Some aboriginal leaders demanded more. Grand Chief Derek Nepinak of the Assembly of Manitoba Chiefs called for a Tory apology and cancelled a planned meeting with Pallister.
Some party officials also want the party to strip Mazurkiewich of his party membership. Aside from his former post as youth president, Mazurkiewich was in charge of 10 so-called "Blue Blitzes" — pamphlet distributions in NDP and Liberal constituencies
"I would like to suggest that a board of directors meeting be called for this Friday to deal with this matter immediately," Clay Purves, a Tory regional director, wrote in an email obtained by The Canadian Press to other board members.
"I did not join to advance hate speech or to propagate racial stereotypes. I am disgusted that somebody would believe the things Mr. Mazurkiewich believes in the 21st century."
Under the party's constitution, the board can ask a credential committee to revoke an individual's membership. Pallister would not take a position on the idea.
"That is certainly a responsibility that volunteer members of our party have — to deal with who should be accepted as a member of the party — and they will deal with that."
Mazurkiewich admitted last week that his comments were racist and has issued apologies on a couple of occasions that appear to fall short of a full turnaround.

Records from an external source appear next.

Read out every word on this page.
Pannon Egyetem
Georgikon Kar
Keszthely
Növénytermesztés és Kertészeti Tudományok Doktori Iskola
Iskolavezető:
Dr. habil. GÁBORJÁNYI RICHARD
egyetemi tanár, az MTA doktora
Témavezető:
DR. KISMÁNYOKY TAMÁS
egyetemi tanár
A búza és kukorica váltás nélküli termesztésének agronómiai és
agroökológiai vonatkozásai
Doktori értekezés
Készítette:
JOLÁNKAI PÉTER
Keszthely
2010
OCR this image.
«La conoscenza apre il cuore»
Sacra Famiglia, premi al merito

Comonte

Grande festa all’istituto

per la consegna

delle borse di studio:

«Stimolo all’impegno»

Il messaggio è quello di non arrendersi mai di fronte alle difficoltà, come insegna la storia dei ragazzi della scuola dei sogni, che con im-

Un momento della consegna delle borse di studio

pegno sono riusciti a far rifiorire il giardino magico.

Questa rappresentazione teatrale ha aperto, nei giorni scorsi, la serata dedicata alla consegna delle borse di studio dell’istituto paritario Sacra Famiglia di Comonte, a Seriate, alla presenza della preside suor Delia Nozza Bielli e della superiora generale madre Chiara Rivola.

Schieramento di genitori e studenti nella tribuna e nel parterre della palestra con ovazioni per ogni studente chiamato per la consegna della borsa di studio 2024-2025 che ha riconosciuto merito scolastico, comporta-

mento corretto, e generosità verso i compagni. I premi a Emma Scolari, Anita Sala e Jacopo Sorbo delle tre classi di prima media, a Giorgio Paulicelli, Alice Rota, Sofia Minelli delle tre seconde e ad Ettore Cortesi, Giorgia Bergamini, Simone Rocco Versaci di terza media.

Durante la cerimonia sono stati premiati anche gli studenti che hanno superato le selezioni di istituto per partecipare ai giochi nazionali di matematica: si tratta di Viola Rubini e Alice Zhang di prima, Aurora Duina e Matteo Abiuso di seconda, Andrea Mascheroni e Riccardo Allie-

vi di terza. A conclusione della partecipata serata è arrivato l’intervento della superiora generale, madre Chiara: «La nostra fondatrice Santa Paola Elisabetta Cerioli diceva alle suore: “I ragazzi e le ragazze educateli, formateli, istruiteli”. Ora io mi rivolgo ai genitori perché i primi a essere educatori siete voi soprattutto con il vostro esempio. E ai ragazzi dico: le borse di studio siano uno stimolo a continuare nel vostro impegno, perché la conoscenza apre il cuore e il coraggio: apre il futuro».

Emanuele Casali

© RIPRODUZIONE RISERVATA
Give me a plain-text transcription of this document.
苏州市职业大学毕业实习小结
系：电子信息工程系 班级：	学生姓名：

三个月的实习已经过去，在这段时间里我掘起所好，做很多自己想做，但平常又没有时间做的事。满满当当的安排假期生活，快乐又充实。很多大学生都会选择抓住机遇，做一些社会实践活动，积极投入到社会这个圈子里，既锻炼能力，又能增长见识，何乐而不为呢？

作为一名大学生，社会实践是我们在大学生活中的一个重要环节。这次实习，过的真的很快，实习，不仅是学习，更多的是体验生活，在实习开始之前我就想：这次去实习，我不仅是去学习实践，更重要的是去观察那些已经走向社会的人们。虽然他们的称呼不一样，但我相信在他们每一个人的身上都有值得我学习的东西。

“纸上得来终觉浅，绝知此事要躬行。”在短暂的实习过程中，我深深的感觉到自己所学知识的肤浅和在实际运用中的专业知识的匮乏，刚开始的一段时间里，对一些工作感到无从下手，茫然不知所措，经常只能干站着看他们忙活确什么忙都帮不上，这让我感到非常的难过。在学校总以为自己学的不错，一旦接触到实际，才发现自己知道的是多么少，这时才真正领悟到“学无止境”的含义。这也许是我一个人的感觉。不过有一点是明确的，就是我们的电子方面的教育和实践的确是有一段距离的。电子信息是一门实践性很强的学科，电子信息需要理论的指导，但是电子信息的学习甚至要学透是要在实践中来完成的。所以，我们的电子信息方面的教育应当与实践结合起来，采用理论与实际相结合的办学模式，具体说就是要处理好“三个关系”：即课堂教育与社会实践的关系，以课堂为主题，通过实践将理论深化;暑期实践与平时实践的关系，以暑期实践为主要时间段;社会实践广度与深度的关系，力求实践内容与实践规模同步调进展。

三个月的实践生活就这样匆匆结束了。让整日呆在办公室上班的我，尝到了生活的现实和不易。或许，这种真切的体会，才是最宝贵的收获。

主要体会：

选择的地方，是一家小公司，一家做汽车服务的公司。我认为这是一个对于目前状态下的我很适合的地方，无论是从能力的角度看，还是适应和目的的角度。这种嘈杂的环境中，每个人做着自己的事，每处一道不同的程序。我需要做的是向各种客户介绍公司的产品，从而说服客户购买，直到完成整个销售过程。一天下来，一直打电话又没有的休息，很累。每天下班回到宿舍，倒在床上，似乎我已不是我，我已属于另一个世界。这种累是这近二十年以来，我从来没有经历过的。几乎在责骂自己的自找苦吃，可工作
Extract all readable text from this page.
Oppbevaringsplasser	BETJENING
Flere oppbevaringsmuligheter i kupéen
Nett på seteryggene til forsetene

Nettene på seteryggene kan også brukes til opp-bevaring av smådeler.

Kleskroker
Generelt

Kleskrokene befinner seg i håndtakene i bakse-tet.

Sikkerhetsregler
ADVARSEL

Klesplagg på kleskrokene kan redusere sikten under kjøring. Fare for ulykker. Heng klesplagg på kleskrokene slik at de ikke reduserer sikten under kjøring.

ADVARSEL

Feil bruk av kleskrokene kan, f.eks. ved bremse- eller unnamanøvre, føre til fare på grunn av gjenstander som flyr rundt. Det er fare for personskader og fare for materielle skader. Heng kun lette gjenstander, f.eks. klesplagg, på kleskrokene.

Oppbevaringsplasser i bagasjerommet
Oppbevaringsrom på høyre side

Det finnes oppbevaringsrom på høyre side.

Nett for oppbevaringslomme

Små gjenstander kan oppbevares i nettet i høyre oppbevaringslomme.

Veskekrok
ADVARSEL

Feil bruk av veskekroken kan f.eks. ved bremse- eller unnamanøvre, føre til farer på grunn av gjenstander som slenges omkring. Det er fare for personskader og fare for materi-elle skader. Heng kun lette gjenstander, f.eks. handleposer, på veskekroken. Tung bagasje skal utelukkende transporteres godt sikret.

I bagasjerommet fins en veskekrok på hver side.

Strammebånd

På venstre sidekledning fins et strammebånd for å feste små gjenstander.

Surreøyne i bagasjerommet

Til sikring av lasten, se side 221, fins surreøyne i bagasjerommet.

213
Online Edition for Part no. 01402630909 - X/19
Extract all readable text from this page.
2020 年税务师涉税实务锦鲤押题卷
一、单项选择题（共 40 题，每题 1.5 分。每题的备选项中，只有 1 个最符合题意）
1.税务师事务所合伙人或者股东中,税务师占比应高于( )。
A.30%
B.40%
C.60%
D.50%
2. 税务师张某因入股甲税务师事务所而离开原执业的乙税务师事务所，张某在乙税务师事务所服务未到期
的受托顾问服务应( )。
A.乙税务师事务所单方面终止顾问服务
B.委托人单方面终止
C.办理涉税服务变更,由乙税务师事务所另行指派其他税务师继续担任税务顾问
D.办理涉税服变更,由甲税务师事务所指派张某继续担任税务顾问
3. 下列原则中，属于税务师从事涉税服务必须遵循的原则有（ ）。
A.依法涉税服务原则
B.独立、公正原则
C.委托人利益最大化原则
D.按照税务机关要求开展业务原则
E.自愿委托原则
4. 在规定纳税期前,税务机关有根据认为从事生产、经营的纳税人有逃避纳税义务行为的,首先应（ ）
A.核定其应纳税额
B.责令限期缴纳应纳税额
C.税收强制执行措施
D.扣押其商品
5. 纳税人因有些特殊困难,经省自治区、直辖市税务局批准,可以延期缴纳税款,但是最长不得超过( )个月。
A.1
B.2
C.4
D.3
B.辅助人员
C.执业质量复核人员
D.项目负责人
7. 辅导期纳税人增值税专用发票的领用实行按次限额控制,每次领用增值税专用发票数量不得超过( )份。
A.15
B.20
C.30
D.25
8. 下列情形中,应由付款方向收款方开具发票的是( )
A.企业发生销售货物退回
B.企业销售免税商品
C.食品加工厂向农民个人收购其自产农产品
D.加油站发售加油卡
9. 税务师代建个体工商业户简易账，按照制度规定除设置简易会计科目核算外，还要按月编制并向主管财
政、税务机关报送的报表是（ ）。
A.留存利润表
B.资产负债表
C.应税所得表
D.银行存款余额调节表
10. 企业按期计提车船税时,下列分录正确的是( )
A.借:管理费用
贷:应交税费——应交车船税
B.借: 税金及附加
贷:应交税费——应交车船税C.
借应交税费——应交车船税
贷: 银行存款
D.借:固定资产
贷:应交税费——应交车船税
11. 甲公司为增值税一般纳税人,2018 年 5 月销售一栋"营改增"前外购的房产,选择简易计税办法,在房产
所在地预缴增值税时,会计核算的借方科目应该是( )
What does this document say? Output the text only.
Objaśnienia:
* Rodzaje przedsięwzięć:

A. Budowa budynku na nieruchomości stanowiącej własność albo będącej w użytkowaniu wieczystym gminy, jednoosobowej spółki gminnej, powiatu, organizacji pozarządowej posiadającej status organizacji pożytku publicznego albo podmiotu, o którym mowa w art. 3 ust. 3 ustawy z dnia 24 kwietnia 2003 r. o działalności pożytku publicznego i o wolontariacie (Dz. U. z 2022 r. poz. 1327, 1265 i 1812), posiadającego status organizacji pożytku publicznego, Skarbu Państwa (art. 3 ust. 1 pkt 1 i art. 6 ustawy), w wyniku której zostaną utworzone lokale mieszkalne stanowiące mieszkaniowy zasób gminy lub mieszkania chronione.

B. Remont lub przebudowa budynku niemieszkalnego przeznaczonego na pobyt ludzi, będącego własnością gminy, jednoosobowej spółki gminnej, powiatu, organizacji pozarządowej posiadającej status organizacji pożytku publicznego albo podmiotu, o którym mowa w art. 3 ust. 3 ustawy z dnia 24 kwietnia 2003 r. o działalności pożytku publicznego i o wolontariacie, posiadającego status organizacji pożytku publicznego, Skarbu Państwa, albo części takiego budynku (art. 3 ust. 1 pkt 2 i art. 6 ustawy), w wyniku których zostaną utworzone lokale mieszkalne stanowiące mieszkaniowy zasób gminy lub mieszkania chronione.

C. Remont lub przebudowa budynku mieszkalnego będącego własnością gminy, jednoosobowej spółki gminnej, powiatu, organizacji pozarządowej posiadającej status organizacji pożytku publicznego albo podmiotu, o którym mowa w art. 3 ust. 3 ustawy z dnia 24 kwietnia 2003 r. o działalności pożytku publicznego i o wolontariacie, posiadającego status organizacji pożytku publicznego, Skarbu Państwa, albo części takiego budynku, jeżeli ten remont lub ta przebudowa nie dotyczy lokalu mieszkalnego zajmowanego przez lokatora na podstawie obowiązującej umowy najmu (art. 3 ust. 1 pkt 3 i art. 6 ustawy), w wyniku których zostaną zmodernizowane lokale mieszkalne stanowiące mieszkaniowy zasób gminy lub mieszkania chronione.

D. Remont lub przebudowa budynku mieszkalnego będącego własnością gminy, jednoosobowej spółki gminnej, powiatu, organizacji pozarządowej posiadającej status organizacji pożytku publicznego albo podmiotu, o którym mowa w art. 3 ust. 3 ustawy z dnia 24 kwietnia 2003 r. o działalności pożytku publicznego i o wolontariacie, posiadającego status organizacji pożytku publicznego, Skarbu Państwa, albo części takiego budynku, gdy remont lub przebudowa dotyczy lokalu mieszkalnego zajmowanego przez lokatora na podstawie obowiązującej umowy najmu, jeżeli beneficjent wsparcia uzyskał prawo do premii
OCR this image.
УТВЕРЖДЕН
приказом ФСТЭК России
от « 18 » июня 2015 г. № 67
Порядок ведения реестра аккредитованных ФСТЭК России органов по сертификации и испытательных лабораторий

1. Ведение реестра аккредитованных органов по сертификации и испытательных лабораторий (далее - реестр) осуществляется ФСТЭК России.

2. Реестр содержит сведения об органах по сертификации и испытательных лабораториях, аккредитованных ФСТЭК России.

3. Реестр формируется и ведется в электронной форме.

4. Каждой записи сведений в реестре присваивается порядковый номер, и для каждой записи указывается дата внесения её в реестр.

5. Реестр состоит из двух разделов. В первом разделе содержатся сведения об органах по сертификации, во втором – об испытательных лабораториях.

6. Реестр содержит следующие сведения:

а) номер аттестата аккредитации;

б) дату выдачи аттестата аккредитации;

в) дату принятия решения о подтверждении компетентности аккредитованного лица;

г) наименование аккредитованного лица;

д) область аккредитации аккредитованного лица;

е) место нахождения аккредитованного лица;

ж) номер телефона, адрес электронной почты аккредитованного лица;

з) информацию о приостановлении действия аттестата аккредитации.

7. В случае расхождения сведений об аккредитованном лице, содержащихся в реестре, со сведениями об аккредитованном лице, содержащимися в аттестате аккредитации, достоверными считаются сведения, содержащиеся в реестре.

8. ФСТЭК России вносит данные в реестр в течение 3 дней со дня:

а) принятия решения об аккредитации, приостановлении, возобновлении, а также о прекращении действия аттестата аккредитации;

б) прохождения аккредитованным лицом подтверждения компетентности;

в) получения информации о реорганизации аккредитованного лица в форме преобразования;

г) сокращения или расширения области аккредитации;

"December 14th I made a statement that does not reflect my view on all aboriginal people," Mazurkiewich said in a written statement Wednesday.
"First I would like to apologize to the P.C. Party of Manitoba for the negative media they've been receiving over the past few days. This is not at all P.C. party attitude or policy. My misguided comments were my own. Secondly I'd like to apologize to all aboriginal people who work hard and pay taxes and help make this country a better place."
The urban reserve planned for the Kapyong Barracks site is intended to be a mix of residential and commercial development to create jobs for First Nations who are still owed land from Treaty One which was signed in 1871.
The continuing controversy overshadowed a Friday news conference by Pallister on public subsidies for political parties.
The NDP government has appointed Paul Thomas, a political science professor, to examine ways in which parties could receive taxpayer funding for their day-to-day operations. Pallister called on Manitobans to boycott the process and instead tell the government there should be no subsidies.